Nationwide Mutual Fire Insurance v. Quinn

138 F. App'x 399
CourtCourt of Appeals for the Third Circuit
DecidedJune 7, 2005
Docket04-2320
StatusUnpublished

This text of 138 F. App'x 399 (Nationwide Mutual Fire Insurance v. Quinn) is published on Counsel Stack Legal Research, covering Court of Appeals for the Third Circuit primary law. Counsel Stack provides free access to over 12 million legal documents including statutes, case law, regulations, and constitutions.

Bluebook
Nationwide Mutual Fire Insurance v. Quinn, 138 F. App'x 399 (3d Cir. 2005).

Opinion

OPINION

GARTH, Circuit Judge.

Nationwide Mutual Fire Insurance Company (“Nationwide”) filed suit in the United States District Court for the Eastern District of Pennsylvania for a declaratory judgment, seeking to determine its obligation, if any, to pay uninsured motorist benefits to the Estate of Howard Plotniek, deceased, under his business auto policy. The District Court entered summary judgment in favor of Nationwide, holding that the policy’s “household exclusion” clause precludes coverage. We will affirm.

I.

Because we write only for the benefit of the parties, we will recount only those matters essential to our limited discussion. In May 1979, Nationwide issued Howard Plotniek, the decedent, a business auto policy that provided uninsured motorist coverage with a benefit limit of $300,000. 1 The Nationwide policy provided coverage for two business vehicles owned and operated by Mr. Plotniek: a 1985 Ford Van and a 1982 Ford Van. At the time in question, there also existed, in full force and effect, a separate policy of insurance issued by Allstate Insurance Company (“Allstate”) to Howard Plotniek, individually, providing coverage to a third personal vehicle — a 1988 Honda Accord. The Allstate policy provided $100,000 in stacked uninsured motorist benefits.
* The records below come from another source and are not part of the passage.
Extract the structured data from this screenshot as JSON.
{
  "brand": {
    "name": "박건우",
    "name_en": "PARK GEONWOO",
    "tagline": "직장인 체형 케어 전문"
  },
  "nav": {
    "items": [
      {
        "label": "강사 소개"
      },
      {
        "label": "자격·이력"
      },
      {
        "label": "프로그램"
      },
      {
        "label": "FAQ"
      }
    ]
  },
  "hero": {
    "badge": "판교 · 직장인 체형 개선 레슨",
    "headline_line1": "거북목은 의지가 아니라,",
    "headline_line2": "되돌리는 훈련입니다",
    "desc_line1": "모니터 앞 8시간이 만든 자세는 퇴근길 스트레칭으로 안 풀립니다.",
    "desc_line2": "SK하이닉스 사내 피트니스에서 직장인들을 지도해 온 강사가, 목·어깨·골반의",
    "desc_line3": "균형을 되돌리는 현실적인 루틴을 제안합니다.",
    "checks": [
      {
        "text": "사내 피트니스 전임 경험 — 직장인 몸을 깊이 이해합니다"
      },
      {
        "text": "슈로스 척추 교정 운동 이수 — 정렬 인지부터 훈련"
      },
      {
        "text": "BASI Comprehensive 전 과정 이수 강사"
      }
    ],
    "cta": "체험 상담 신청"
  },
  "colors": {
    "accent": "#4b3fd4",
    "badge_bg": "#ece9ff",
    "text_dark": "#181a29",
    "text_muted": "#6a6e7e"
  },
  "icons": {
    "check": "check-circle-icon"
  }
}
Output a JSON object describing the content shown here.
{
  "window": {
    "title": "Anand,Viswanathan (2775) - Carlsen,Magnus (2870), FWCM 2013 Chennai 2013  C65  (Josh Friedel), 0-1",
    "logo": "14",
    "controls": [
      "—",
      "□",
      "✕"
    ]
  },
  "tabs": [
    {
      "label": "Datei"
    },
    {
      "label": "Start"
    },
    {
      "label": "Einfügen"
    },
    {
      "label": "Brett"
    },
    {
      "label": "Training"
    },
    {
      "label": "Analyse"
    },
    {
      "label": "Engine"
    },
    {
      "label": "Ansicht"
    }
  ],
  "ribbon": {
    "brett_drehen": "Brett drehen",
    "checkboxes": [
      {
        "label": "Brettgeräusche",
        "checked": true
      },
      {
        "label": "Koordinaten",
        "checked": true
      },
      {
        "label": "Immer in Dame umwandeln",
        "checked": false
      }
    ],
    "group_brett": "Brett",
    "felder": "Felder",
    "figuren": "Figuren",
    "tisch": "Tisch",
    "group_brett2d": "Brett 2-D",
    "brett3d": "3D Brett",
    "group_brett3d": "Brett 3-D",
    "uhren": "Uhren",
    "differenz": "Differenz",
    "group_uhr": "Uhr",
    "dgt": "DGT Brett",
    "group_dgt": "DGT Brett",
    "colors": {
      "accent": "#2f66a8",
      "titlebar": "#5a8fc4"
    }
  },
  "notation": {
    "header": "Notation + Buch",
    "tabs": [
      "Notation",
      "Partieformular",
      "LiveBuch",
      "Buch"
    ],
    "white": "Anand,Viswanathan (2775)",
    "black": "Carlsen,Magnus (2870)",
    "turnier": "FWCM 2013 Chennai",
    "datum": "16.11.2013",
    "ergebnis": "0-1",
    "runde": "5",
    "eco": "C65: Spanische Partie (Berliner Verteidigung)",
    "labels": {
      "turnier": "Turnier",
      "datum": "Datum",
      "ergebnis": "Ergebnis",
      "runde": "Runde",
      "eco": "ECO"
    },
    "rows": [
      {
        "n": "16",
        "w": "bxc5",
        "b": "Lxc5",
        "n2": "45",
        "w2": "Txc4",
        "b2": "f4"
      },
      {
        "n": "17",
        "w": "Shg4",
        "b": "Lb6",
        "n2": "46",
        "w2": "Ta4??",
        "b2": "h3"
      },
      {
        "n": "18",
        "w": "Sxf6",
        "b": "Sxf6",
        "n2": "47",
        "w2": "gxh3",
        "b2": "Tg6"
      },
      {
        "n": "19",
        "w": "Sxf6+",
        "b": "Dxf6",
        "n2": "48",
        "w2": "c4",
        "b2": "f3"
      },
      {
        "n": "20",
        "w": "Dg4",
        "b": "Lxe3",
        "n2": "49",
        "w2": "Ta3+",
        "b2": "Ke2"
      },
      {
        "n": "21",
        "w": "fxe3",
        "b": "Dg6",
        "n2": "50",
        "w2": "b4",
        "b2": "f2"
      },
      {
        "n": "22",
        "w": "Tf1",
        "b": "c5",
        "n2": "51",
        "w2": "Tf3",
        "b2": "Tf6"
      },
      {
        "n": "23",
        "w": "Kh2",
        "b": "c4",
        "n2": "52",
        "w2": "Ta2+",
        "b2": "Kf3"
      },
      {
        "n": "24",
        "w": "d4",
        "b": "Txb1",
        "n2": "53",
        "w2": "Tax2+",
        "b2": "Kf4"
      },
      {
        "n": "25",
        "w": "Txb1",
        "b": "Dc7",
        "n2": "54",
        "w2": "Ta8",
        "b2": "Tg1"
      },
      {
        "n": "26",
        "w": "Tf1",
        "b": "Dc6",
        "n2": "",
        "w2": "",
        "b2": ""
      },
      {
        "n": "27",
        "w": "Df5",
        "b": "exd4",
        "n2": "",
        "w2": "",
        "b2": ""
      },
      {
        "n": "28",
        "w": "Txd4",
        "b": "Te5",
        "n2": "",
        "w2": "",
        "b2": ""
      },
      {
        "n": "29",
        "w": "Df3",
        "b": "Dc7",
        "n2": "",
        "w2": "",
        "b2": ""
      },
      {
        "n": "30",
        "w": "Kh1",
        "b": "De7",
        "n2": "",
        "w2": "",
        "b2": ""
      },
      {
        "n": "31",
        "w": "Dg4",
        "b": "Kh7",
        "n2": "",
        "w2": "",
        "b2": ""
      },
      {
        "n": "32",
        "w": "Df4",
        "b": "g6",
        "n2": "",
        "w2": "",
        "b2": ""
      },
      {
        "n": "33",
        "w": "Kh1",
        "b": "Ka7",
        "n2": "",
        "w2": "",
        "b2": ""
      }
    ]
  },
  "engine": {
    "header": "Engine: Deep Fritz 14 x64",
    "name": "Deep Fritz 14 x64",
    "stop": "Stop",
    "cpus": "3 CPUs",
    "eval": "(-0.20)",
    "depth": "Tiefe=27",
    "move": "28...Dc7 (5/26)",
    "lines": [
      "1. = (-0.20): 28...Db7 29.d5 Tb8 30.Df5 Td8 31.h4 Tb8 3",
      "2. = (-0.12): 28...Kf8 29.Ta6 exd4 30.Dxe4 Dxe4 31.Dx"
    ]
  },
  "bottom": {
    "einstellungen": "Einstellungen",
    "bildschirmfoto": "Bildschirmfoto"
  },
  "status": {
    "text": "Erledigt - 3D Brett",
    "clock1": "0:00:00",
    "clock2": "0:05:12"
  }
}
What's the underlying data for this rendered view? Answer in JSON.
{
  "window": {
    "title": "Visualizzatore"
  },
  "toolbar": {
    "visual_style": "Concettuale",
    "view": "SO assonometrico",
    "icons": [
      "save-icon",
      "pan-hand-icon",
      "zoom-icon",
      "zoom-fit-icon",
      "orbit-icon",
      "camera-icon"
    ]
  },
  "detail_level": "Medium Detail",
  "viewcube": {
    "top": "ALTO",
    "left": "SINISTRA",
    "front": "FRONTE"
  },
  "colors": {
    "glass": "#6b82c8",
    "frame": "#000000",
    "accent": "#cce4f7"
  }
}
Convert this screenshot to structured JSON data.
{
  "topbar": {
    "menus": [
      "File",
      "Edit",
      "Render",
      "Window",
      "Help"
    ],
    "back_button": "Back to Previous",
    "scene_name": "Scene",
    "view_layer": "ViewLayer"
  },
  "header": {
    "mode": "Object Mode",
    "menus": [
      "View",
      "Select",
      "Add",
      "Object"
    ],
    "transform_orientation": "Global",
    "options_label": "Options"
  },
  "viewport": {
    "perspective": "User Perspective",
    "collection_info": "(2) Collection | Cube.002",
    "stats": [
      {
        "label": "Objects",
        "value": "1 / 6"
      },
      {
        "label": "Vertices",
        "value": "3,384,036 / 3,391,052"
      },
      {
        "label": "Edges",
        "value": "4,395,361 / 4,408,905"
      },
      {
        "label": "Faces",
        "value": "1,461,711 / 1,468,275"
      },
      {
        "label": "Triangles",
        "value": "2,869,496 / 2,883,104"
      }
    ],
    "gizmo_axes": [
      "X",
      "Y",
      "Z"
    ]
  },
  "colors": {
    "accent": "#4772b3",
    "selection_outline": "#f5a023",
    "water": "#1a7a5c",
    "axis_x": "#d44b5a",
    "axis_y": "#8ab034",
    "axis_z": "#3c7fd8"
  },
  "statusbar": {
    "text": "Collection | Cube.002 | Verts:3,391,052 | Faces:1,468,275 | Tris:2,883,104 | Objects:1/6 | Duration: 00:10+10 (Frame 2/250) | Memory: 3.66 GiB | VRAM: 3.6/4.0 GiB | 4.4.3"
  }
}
On February 17, 2002, while driving his 1988 Honda Accord, Howard Plotniek suffered fatal injuries in an accident with an uninsured vehicle. Soon thereafter, the Estate of Howard Plotniek made a claim upon Allstate for recovery of uninsured *401 motorist benefits. Following receipt of the claim, Allstate tendered and paid the $100,000 limit of uninsured motorist coverage to the Estate of Howard Plotnick. In addition, Michael P. Quinn, Esq., the duly appointed Administrator of the Estate of Howard Plotnick and the Appellant in this matter, filed a Notice of Claim upon Nationwide for recovery of additional uninsured motorist benefits under the aforesaid business auto policy. The Estate essentially claimed that, although Mr. Plotnick was operating a vehicle not listed on the business auto policy, he was nonetheless acting in the course and scope of his business at the time of the accident, thus triggering coverage under the business auto policy.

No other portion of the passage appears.